There are other issues with AWS Beanstalk for example, sometime using smaller ec2 instance create problems (or uploading starter pack zip directly without compressing at root level) or missing any detail exactly mentioned in AWS Beanstalk creating environment as mentioned in my blog post or guide.
All these documentation are not perfect and deployment are never easy steps, as packages keep updating and things keep breaking.
So, Try following them again patiently at high level and keep trying, let me know, if you face further errors.

Thanks Pankaj! I appreciate your HUGE help in putting together the production guides as alternatives to Zeit. As someone who’s never created a web app prior to this course, I love being able to show friends/family the “fruits of my labor” so to speak by deploying an app so thank you.

I imagine each service has its’ pros/cons and given how frequently libraries change, documentation is especially difficult.

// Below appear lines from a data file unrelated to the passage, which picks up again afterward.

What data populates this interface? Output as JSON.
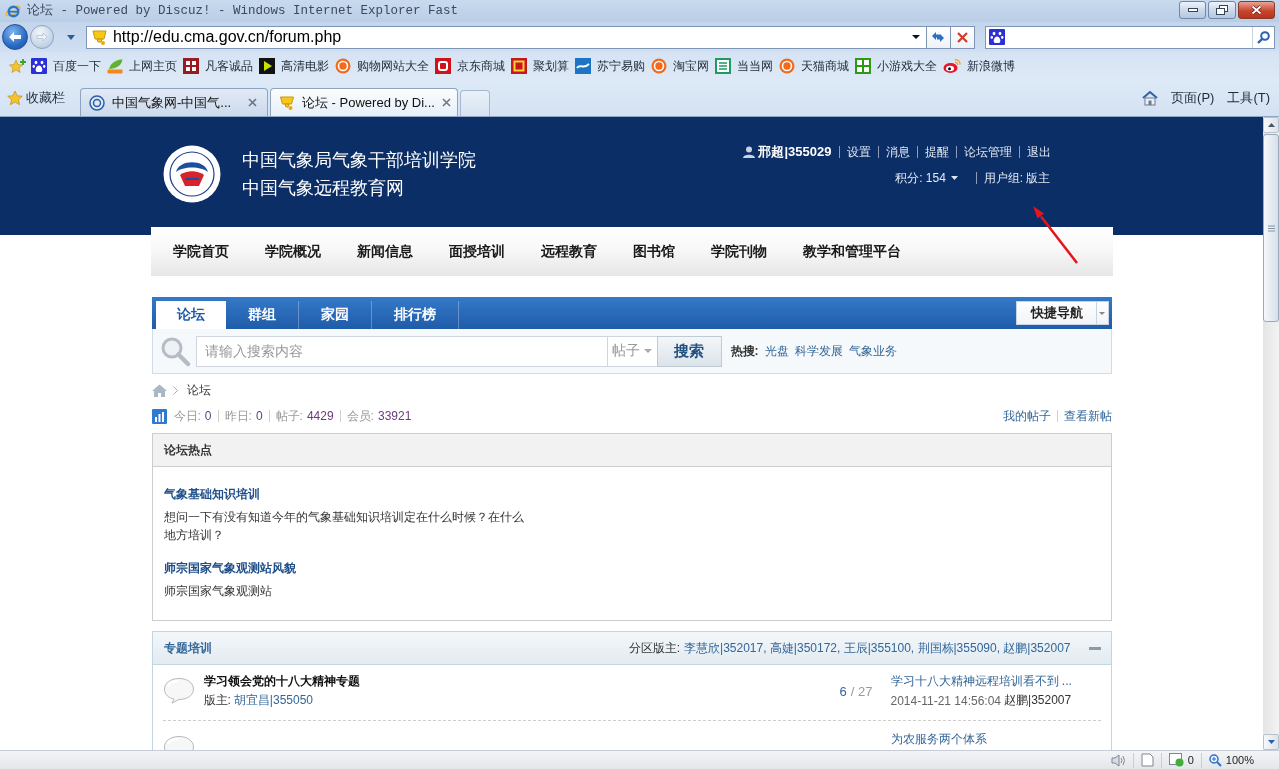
{
  "window": {
    "title": "论坛 - Powered by Discuz! - Windows Internet Explorer Fast"
  },
  "address_bar": {
    "url": "http://edu.cma.gov.cn/forum.php"
  },
  "links_bar": [
    "百度一下",
    "上网主页",
    "凡客诚品",
    "高清电影",
    "购物网站大全",
    "京东商城",
    "聚划算",
    "苏宁易购",
    "淘宝网",
    "当当网",
    "天猫商城",
    "小游戏大全",
    "新浪微博"
  ],
  "favorites": {
    "label": "收藏栏"
  },
  "browser_tabs": [
    {
      "label": "中国气象网-中国气...",
      "selected": false
    },
    {
      "label": "论坛 - Powered by Di...",
      "selected": true
    }
  ],
  "command_bar": [
    "页面(P)",
    "工具(T)"
  ],
  "site_header": {
    "title_lines": [
      "中国气象局气象干部培训学院",
      "中国气象远程教育网"
    ],
    "user": "邢超|355029",
    "user_links": [
      "设置",
      "消息",
      "提醒",
      "论坛管理",
      "退出"
    ],
    "credits": "积分: 154",
    "user_group": "用户组: 版主"
  },
  "main_nav": [
    "学院首页",
    "学院概况",
    "新闻信息",
    "面授培训",
    "远程教育",
    "图书馆",
    "学院刊物",
    "教学和管理平台"
  ],
  "forum_nav": {
    "tabs": [
      {
        "label": "论坛",
        "selected": true
      },
      {
        "label": "群组",
        "selected": false
      },
      {
        "label": "家园",
        "selected": false
      },
      {
        "label": "排行榜",
        "selected": false
      }
    ],
    "quick_nav": "快捷导航"
  },
  "search": {
    "placeholder": "请输入搜索内容",
    "type": "帖子",
    "button": "搜索",
    "hot_label": "热搜:",
    "hot_terms": [
      "光盘",
      "科学发展",
      "气象业务"
    ]
  },
  "breadcrumb": [
    "论坛"
  ],
  "stats": [
    {
      "label": "今日:",
      "value": "0"
    },
    {
      "label": "昨日:",
      "value": "0"
    },
    {
      "label": "帖子:",
      "value": "4429"
    },
    {
      "label": "会员:",
      "value": "33921"
    }
  ],
  "stats_links": [
    "我的帖子",
    "查看新帖"
  ],
  "hot_box": {
    "title": "论坛热点",
    "items": [
      {
        "title": "气象基础知识培训",
        "summary": "想问一下有没有知道今年的气象基础知识培训定在什么时候？在什么地方培训？"
      },
      {
        "title": "师宗国家气象观测站风貌",
        "summary": "师宗国家气象观测站"
      }
    ]
  },
  "section": {
    "title": "专题培训",
    "moderators_label": "分区版主:",
    "moderators": "李慧欣|352017, 高婕|350172, 王辰|355100, 荆国栋|355090, 赵鹏|352007",
    "forums": [
      {
        "title": "学习领会党的十八大精神专题",
        "moderator_label": "版主:",
        "moderator": "胡宜昌|355050",
        "threads": "6",
        "posts": "/ 27",
        "last_post_title": "学习十八大精神远程培训看不到 ...",
        "last_post_time": "2014-11-21 14:56:04",
        "last_post_author": "赵鹏|352007"
      },
      {
        "last_post_title": "为农服务两个体系"
      }
    ]
  },
  "status_bar": {
    "popups_blocked": "0",
    "zoom": "100%"
  }
}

I’ll let you know if I face further errors with any of these services and thanks again.

1 Like

Hi everyone,

Thanks a lot for this thread, I was wondering if anyone had the chance to test the JIT from pytorch in order to convert a final ulmfit model to Torch Script via Tracing as in this tutorial ? Some weight sharing forbid it :
TracedModules don't support parameter sharing between modules

4 Likes

If any of you are struggling with cloud providers for deployment, I’d love for you to try Render . The official guide for fastai-v3 is here: https://course-v3.fast.ai/deployment_render.html

We don’t have any size restrictions on Docker images, and I’m around to answer questions and help with debugging. (I’m the founder/CEO of Render and previously built Crestle).

3 Likes

Thanks, for sharing Anurag, “Render” looks promising at first glance, Let me try to deploy few quick apps on web services and then will let you know the feedback.